Dengan demikian, ada kemungkinan bahwa kasus tambahan MTB tidak
teridentifikasi. Demikian juga, pengujian untuk MDR-MTB tidak dilakukan untuk
semua pasien dan mungkin telah memainkan peran yang lebih besar dalam
mortalitas daripada yang kita sadari.
Kesimpulan

Hubungan dengan mortalitas di rumah sakit yang lebih tinggi menekankan


pentingnya memastikan pasien dengan satu atau lebih faktor risiko yang dijelaskan
dalam penelitian ini untuk peningkatan mortalitas menerima terapi segera.
Mortalitas dari MTB selama rawat inap adalah tertinggi pada pasien HIV yang tidak
menerima ART atau tidak mematuhi ART pada saat diagnosis.
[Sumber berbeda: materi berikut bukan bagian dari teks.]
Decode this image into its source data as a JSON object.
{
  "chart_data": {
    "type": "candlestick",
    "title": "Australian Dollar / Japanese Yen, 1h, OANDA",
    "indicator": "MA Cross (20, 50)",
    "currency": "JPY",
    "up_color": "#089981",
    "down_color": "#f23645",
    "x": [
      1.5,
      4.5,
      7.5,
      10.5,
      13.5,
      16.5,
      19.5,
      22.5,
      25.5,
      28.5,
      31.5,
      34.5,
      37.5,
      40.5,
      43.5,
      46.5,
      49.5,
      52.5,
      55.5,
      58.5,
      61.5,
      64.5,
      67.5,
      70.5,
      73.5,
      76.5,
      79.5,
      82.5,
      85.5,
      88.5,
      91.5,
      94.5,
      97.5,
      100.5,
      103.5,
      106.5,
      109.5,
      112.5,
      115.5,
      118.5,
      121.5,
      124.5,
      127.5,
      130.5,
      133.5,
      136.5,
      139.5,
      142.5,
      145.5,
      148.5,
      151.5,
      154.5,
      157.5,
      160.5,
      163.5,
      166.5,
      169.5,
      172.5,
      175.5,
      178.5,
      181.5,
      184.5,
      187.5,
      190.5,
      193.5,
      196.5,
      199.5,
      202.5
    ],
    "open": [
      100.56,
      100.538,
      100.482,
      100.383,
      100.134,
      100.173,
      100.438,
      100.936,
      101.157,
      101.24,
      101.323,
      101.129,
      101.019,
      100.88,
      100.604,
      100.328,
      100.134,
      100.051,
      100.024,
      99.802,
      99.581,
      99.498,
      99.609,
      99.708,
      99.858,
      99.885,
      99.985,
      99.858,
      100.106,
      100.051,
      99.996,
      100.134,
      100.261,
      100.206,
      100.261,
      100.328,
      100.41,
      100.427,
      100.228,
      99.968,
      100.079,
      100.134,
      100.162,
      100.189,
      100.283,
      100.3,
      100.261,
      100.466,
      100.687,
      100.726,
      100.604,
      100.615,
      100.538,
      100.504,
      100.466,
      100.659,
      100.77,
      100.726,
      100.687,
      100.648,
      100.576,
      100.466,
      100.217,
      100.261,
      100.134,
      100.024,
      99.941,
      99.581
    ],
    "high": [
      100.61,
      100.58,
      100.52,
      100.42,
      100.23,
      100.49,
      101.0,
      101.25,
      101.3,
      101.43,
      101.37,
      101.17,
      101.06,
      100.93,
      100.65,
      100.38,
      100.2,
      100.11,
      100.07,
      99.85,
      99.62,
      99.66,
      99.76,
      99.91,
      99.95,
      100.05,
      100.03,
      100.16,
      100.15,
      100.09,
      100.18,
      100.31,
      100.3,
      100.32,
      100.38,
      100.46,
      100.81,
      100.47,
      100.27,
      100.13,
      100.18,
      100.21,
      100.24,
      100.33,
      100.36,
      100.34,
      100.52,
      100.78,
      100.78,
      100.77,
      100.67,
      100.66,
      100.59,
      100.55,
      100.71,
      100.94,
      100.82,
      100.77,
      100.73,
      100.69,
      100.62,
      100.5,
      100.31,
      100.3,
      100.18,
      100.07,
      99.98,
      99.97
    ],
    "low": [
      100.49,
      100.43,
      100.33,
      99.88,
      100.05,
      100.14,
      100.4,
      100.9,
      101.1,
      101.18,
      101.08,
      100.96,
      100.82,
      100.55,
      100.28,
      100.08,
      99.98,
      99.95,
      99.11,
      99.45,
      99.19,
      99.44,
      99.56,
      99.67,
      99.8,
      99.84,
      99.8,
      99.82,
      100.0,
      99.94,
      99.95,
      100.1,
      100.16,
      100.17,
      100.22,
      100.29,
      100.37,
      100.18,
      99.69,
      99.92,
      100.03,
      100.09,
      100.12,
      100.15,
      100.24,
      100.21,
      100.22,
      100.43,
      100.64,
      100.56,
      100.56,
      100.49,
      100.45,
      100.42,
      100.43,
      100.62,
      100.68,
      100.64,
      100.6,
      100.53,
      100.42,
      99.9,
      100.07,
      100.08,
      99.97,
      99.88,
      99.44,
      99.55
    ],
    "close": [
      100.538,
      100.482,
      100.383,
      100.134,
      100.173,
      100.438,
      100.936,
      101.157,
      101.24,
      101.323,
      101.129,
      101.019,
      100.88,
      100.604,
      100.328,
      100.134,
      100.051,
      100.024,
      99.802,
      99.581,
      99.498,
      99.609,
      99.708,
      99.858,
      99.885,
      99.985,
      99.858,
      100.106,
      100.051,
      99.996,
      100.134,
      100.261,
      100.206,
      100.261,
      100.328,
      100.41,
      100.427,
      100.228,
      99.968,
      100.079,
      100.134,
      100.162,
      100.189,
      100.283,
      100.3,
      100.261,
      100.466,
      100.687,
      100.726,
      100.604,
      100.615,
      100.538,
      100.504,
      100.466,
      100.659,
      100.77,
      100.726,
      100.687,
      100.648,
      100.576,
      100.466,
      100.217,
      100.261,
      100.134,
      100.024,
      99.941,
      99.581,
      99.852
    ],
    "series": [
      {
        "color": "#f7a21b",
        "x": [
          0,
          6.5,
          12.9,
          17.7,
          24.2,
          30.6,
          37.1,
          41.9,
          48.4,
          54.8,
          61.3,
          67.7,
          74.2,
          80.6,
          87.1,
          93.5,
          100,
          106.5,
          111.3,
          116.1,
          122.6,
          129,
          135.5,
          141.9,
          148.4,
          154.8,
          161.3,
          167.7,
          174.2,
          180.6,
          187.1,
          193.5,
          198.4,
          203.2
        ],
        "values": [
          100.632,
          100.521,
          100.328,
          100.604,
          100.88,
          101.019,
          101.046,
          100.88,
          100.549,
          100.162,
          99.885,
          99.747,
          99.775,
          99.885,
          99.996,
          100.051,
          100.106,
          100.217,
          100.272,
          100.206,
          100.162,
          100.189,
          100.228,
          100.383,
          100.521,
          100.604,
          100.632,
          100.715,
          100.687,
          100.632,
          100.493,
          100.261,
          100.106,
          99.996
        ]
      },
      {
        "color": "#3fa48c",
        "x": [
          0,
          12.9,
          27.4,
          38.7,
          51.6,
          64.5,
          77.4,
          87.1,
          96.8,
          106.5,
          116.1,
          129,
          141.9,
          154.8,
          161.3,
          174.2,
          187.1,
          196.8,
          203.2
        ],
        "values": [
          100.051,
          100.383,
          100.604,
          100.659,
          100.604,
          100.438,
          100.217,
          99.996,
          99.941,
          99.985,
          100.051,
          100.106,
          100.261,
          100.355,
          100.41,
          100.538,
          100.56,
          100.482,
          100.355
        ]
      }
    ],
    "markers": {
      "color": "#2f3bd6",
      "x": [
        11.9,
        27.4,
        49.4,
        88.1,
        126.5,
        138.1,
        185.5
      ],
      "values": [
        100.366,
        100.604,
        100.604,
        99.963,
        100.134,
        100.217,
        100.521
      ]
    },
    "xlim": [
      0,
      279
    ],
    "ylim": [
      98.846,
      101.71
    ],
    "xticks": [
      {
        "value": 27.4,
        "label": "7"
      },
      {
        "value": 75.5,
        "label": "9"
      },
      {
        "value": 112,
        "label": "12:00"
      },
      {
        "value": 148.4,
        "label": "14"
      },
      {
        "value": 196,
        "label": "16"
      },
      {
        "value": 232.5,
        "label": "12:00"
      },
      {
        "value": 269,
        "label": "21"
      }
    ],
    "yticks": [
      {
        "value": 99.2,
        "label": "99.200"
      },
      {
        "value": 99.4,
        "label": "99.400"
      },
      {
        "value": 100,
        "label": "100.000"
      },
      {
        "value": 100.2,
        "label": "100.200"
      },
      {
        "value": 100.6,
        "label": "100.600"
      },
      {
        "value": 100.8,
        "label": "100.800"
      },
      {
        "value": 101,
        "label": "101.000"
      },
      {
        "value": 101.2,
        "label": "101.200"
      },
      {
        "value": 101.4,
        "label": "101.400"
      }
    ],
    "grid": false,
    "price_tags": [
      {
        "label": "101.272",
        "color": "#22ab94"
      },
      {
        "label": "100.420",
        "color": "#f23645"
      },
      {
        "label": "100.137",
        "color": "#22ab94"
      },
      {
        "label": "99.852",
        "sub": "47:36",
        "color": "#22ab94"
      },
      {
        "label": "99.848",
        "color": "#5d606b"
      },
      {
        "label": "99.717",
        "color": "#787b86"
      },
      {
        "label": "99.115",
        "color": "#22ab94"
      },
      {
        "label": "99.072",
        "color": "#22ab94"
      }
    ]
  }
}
Penelitian ini
menyoroti pentingnya deteksi dini HIV dan pengembangan strategi untuk
mendukung kepatuhan terhadap ART terutama di negara endemis HIV / TB dalam
upaya untuk meminimalkan morbiditas dan mortalitas dari penyakit menular yang
terjadi bersamaan. Penelitian ini juga menunjukkan pentingnya diagnosis cepat dan
pengobatan yang tepat pada pasien HIV-positif dengan dugaan meningitis TB yang
tidak hanya akan mati tanpa pengobatan yang tepat tetapi juga akan sering terus
menyebarkan TB karena infeksi TB paru yang terjadi bersamaan.